I once went to look at buying an EM from a guy. When I got there I noticed the backglass was very bad with sections of paint cracking and pulling apart. When I commented on it he seemed surprised. He owns many machines and clearly hadn't look at this one in a while. He said he didn't know what happened because he triple thicked it.

I judged him because I assumed he did a sloppy job coating it. Perhaps he didn't get it even in spots and it pulled apart. I make sure I tape off my backglasses and give multiple even coats. I apply fairly thick.

However, my Pat Hand backglass just started cracking apart. It wasn't a perfect glass but was holding together ok. I did triple thick to keep it in that condition. And now I just noticed (1 year later) that the center figure is coming apart in huge chunks splitting. It is upsetting because I felt I was doing a good job and protecting it. What happened? The house heat is lower this winter so it is around 30-40 degrees but some guys keep these in their garages so I don't see how it that big a deal. Everyone acts like triple thick is the golden answer.

Anyone else experience problems? Am I not applying enough coats? Mine are pretty smooth and glossy when done. But sometimes the sections where light shines through are not as glossy... even after like 3-4 coats. Should I go back and put additional layers on my other jobs? I also have a Magic that someone else treated the backglass and I noticed some spots where paint is chipping off and now I am thinking I better reapply to that one. I guess I just read so much confidence online when people use triple thick that I am surprised I am having issues.

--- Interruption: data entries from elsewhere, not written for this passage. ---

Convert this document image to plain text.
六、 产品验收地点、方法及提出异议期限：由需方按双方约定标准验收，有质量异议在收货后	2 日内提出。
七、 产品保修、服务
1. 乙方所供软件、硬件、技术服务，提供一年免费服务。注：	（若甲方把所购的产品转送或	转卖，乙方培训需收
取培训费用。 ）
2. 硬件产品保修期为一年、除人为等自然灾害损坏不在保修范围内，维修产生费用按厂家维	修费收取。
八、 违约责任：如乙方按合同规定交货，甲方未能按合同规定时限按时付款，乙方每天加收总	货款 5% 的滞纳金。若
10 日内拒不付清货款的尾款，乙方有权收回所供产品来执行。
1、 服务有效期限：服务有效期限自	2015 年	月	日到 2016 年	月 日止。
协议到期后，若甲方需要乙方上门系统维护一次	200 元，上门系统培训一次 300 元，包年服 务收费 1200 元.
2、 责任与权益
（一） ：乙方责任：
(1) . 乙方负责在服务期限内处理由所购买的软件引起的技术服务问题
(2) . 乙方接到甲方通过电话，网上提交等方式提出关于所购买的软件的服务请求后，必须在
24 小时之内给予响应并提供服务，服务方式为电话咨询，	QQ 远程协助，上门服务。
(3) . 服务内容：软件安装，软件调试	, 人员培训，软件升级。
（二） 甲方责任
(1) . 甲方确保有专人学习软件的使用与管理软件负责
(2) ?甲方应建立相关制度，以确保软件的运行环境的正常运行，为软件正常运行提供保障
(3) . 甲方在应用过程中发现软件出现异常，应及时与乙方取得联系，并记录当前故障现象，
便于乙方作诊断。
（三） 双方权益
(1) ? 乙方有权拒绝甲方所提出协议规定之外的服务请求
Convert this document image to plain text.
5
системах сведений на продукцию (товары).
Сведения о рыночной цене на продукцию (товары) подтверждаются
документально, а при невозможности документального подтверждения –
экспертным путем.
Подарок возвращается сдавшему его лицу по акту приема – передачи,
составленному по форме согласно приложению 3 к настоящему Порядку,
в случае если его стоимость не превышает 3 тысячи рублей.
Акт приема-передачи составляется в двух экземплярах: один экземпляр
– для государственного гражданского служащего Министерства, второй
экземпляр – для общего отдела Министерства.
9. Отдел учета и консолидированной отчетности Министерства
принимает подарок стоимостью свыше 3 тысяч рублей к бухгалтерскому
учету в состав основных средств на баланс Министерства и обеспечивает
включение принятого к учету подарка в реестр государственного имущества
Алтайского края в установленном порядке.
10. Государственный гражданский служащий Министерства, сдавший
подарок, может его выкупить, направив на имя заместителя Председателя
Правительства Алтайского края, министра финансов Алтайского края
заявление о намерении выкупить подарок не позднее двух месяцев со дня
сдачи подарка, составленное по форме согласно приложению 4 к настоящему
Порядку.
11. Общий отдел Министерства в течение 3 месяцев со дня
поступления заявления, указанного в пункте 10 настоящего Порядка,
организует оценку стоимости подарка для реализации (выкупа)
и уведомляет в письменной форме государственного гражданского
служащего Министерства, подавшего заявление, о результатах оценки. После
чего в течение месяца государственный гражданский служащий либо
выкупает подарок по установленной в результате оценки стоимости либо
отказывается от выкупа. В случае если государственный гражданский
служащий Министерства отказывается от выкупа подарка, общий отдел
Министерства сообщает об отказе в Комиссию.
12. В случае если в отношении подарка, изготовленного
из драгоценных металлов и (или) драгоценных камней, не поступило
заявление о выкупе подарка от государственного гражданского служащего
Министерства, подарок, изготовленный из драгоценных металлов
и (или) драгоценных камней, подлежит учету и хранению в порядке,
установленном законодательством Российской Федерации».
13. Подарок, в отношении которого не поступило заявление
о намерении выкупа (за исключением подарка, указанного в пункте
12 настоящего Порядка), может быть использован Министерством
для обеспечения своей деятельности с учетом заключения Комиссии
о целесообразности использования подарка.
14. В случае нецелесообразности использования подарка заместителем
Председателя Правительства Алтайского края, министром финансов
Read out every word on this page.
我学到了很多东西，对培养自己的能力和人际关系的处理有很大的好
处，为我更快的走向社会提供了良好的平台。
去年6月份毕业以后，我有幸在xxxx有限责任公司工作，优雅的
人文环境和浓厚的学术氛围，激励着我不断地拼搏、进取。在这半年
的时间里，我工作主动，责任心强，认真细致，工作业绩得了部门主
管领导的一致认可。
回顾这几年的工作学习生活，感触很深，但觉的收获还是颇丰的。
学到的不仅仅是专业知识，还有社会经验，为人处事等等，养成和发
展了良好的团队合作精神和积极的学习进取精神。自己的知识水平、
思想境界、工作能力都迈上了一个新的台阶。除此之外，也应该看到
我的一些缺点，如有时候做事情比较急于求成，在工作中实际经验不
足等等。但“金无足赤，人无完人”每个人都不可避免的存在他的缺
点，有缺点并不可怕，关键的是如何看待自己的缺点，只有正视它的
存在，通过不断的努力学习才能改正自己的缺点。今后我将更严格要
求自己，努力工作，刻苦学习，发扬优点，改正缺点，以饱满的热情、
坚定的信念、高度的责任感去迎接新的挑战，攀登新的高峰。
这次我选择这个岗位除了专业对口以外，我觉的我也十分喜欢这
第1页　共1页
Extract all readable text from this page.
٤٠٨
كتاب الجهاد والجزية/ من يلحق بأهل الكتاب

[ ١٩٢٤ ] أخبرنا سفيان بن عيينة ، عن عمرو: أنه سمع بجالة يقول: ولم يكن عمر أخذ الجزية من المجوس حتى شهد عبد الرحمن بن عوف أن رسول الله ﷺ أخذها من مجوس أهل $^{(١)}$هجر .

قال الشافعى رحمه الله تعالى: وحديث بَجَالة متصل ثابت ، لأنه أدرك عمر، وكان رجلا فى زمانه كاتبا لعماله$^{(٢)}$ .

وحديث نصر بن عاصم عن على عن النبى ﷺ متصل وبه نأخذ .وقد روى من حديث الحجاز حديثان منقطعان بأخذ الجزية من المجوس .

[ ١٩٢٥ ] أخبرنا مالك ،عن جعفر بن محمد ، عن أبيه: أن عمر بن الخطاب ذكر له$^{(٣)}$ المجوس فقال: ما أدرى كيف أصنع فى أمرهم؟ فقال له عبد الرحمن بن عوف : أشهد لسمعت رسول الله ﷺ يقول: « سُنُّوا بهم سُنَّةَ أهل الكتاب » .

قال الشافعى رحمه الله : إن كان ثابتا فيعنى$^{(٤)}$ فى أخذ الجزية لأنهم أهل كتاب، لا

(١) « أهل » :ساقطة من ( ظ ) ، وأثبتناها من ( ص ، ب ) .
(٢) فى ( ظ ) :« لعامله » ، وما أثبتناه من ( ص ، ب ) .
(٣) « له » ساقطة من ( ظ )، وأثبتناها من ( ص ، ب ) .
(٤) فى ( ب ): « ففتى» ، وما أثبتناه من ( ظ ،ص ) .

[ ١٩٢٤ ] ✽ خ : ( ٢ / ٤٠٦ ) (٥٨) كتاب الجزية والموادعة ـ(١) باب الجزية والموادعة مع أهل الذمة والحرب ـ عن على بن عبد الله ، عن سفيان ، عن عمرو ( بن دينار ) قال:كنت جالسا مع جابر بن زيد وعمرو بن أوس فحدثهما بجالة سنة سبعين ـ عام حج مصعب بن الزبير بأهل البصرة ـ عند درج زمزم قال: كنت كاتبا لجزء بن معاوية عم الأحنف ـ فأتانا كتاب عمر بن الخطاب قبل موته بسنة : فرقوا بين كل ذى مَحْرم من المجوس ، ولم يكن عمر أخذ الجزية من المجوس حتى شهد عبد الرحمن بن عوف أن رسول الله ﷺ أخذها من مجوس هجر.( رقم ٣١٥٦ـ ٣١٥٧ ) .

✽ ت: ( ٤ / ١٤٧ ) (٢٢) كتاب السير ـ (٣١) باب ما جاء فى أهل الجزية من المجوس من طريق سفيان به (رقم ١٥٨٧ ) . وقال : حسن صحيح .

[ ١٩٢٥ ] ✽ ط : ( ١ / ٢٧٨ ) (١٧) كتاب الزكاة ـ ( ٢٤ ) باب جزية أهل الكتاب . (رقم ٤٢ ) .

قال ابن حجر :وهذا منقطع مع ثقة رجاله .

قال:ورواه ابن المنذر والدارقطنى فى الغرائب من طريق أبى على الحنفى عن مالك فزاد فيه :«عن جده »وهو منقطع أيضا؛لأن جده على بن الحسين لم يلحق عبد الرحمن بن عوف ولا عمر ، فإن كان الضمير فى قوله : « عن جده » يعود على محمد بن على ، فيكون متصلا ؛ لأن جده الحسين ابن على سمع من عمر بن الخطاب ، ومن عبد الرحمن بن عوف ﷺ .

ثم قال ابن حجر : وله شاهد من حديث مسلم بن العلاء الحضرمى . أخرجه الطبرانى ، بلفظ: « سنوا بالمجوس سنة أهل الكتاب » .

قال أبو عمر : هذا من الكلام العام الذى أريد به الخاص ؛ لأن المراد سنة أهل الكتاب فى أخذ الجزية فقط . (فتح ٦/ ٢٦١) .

The guy that owned this machine had it in is shop on his property. The temps were not controlled in there. So, after 45 years... this backglass is now cracking apart and it is difficult not to assume it is BECAUSE of the triple thick. What am I doing wrong?

#2 13 days ago
Quoted from SDM0:

The house heat is lower this winter so it is around 30-40 degrees but some guys keep these in their garages

It's 30-40 degrees INSIDE your house?

You put tape, and triple thick, over screened ink on glass. If it's normally like 70 inside your house, and then it's 30-40, you just created a huge temp variance. All of these things expand and contract at different rates with temperature changes. The more times they're going through that thermal expansion and contraction cycle, the faster you're going to see issues.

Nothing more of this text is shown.